Mother! is a movie, but it’s also a nightmare. It’s also an idea, an examination, an experience, an eye-of-the-beholder exercise, a poem, an allegory, a satire, a societal critique, an occasion for Jennifer Lawrence’s dad Gary to be horrified by seeing his daughter braless in a sheer cotton night dress, a personality test, a dare to dream, an … opera? Maybe! In a new Reddit AMA with Darren Aronofsky, the director was asked by a commenter named chickenmagic (of course) if he considered staging his new movie as a play, to which he responded, “johan johansson and i are thinking about turning it into an opera.”
Let’s really consider our options with this for a minute, because chickenmagic made a good point when he/she observed that Mother! “seems like it’s perfectly built” for the stage, and Aronofsky, who calls the movie his “howl,” certainly built a monument to theatricality in the final act of his movie. Imagine those last 30 minutes playing out as a full, three-dimensional costume drama with a stage being nearly burned to the ground each night as a blonde woman in a bad wig cries out about how “No one is listening!” But what would the musical accompaniment be like for a story that was originally presented as aggressively devoid of music? Would Lawrence’s pleas to her savage houseguests to spare the poor, unbraced sink get its own aria? Would the leitmotif of Ed Harris’s character just be a deep, aggressive cough?

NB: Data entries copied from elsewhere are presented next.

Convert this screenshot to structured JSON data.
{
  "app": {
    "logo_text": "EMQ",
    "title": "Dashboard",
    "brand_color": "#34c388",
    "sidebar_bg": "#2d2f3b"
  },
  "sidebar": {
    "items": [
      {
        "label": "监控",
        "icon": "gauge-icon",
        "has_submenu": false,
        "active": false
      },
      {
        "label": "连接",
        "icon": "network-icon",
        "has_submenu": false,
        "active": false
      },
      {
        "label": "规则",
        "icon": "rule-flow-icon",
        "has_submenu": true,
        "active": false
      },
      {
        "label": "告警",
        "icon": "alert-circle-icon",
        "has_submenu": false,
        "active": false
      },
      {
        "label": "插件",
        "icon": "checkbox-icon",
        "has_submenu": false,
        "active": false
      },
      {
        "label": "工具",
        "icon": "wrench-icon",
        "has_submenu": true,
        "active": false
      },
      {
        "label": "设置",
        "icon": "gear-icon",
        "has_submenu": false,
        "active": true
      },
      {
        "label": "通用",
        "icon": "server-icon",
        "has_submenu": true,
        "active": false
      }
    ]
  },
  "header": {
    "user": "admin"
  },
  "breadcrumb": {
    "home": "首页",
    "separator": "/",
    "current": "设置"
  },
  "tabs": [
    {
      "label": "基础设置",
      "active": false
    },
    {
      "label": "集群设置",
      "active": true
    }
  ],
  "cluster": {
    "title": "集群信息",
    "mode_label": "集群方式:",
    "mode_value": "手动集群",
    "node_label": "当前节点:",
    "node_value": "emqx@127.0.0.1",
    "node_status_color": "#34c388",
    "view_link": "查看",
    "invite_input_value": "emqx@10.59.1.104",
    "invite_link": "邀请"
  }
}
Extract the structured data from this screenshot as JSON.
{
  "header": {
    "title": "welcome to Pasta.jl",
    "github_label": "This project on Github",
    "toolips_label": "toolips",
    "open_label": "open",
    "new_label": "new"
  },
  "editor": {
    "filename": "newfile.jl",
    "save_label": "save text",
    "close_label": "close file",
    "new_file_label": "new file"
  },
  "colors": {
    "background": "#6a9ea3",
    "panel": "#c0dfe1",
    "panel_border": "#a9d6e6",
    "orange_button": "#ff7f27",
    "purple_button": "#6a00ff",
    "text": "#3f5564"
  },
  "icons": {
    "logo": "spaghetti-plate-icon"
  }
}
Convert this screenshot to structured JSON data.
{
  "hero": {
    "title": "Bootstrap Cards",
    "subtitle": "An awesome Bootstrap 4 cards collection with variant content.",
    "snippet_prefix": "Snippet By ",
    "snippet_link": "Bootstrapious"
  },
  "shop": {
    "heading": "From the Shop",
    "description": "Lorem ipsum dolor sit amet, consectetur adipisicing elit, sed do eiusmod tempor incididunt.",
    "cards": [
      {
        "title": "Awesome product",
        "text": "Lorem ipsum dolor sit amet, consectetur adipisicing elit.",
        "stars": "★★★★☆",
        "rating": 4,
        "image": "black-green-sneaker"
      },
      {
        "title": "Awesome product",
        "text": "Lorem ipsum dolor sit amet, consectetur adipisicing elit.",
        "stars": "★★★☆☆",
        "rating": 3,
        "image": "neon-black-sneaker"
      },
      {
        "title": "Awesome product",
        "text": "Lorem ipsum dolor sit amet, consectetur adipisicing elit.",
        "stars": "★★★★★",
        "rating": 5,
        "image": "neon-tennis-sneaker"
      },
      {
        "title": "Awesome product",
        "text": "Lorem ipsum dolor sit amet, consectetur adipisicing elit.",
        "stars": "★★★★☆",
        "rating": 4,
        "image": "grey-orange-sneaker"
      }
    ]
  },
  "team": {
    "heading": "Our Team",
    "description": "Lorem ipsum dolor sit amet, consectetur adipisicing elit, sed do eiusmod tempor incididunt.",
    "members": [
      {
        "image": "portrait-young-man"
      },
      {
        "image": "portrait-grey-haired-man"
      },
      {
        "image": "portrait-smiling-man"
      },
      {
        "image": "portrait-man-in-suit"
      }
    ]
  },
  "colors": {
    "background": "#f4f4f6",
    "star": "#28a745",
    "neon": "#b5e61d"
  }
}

Given the religious themes, would this be more of an oratorio than an opera? And as long as we’re here, why not make Mother! the opera be an immersive presentation à la Sleep No More? After all, audiences really should experience this work in a semi-controlled environment where they can participate in the destruction of Lawrence’s home, ripping boards off the walls, painting the molding without permission, or locking people in cages. Whether or not you decide to join the dozens who gleefully hop on top of the structurally unsound sink could be the decision that truly prompts Mother! audiences to examine their interior morality versus their enforced adherence to societal norms.